Tahoma is a font, a domotics device, the name for a baby, a mountain (aka Mount Rainier), and a city in Washington state. For the purposes of this review, it is also the literary journal where my short story “Spoons” found its home.
This review is, however, not about my story (though I hope you’ll read it and maybe even like it). This review is about how poetry, fiction, and nonfiction play in issue no. 22 of the Tahoma Literary Review.
Playing with Form
Issue 22 opens with a poem. There is no other way to talk about this work than to reproduce it in its entirety. The title is “Nine Drops of Turpentine.”
Dear Daughter,
Alafia Nicole Sessions, ”Nine Drops of Turpentine” in Tahoma Literary Review, Issue 22 (Mar 2022)
If a time comes where there is no other
way / if you find that the world has turned
bitter as nine mugwort / if you suspect
that your blood will sour should you begin
to produce drops of milk / if in the moment
the pit of your turpentine stomach chokes
the soft night of your throat / if you
want to preserve the sweet valley of flesh
in between your evergreen legs / if
I’m not there to knit the bones of your hips
back together with my teaspoon hands / if
you are alone but do not want to be,
like the final elm in a forest of sugar–
felled lovers / if there is no friend
to steady your bulging branches, to whisper
you still / if you reach for me and find me
empty or nine days gone, save yourself,
life will come back through if it needs to.

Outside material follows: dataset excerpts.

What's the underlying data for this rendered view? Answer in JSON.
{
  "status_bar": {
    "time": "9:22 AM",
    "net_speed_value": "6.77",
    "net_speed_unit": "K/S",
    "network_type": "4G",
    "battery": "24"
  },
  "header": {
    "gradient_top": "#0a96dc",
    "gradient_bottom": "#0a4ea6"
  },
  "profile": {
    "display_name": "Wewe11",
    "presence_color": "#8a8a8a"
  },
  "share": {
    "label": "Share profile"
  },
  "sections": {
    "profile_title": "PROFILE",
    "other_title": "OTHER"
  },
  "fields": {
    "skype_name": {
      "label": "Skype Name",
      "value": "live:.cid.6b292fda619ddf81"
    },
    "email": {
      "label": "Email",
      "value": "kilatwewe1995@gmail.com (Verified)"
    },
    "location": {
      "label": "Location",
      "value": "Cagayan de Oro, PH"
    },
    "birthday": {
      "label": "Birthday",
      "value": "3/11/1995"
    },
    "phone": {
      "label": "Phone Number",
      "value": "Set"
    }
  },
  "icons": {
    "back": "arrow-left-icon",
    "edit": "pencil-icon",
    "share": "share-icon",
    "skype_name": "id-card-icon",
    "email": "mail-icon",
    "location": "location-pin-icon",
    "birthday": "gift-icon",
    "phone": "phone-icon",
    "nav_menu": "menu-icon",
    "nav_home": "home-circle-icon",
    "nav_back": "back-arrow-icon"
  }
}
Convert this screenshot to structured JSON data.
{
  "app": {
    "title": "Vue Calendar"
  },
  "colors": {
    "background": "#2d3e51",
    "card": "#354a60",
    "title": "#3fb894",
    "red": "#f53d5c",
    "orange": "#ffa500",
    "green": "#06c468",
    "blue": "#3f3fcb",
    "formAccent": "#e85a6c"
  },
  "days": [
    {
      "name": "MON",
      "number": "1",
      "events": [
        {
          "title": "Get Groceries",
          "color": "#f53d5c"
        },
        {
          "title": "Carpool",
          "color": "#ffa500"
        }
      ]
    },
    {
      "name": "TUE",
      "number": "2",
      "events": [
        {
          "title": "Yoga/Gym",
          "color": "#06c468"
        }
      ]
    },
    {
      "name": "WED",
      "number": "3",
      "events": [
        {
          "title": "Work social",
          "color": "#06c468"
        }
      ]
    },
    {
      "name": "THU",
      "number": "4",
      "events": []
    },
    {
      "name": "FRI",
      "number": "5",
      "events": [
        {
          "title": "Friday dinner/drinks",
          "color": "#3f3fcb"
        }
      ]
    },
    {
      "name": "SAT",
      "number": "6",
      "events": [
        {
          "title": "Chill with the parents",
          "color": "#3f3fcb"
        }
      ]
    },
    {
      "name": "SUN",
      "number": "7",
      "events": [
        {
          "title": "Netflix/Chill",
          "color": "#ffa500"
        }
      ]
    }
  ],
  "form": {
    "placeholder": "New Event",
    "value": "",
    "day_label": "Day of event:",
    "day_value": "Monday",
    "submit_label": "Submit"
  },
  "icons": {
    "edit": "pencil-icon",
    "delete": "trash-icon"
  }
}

In her contributor notes, Sessions tells us that this poem was written once Texas banned abortion after week six. She asked herself a question on many of our minds since the leak of the Supreme Court decision to undo Roe v Wade. What I would say to my young daughter when she is of reproductive age? Nine drops of turpentine is a homegrown recipe to rid dogs of unwanted pregnancies. A message in a bottle for these dystopian times.
Playing with Numbers
On a slightly lighter note, Tahoma Literary Review offers “The Ice Cave” by Gabriela Denise Frank. This nonfiction work features a woman on the edge of burnout. Would an adventurous holiday in Iceland fix whatever is broken?
1. The morning of my forty-fifth birthday, I decided to quit my job. Not immediately, but soon.
10. My husband had been begging me to quit. Michael had a heart attack at my age; he didn’t want the same to happen to me. He wanted me to be happy, to finish writing my novel.
-7. The idea of torching the prison of my life made me feel buzzed.
154. Of my many misapprehensions, this was a minor one.
Gabriela Denise Frank, ”The Ice Cave”
This is not me randomly selecting sections from “The Ice Cave.” Having worked on this essay for years, Frank reached the point of desperation. She numbered her sections, cut them into strips, then tossed the lot into the air. It turns out, breaking up the chronology set the essay free.
Playing with Time
Flash is all about time. Usually defined as a piece less than 1000 words long, flash can manipulate time in numerous ways. For example, a single moment can explode into an incident heavy with symbolic weight.
This is the effect of “Rerock” on me. It depicts a tender moment between father and son. Ray is the father. I’m guessing the son to be six or seven. Old enough to do the math.
“Four parts to one part baking soda. Too much cut, that’s another way to burn your shit. We gone start with four grams. So, how much cut we need?”
”One gram,” the boy replied.
David Simmons, “Rerock”
This son has been schooled to know the meaning of water soluble and bioavailability. To never answer a question with a question in his voice. Ray and son are cooking cocaine to turn it back into a rock that can be recut and sold. Dear old dad says to little junior, “I’m just tryin’ to give you a skill. If something happens to me, you won’t be lost.”
There’s so much more to enjoy in this issue of the Tahoma Literary Review. The lovely essay by Kelly Grogan, “This Tiny Enormous Life,” on losing a pet to coyotes; an elegaic homage to “The Teacher” by Monica Mische; more Iceland in Andrea Lewis’ short story “Ragnarok;” and a lovely, creepy poem “Trick or Treat” by Rita Mae Reese.
Some of these great works (like “Rerock”) can be read on the Excerpts page of the Tahoma Literary Review website. The similarly brilliant flash nonfiction essay by Susan L. Leary, “There Will Be More Sunrises” is also online. Starting August 1, you’ll find my story “Spoons” there, too.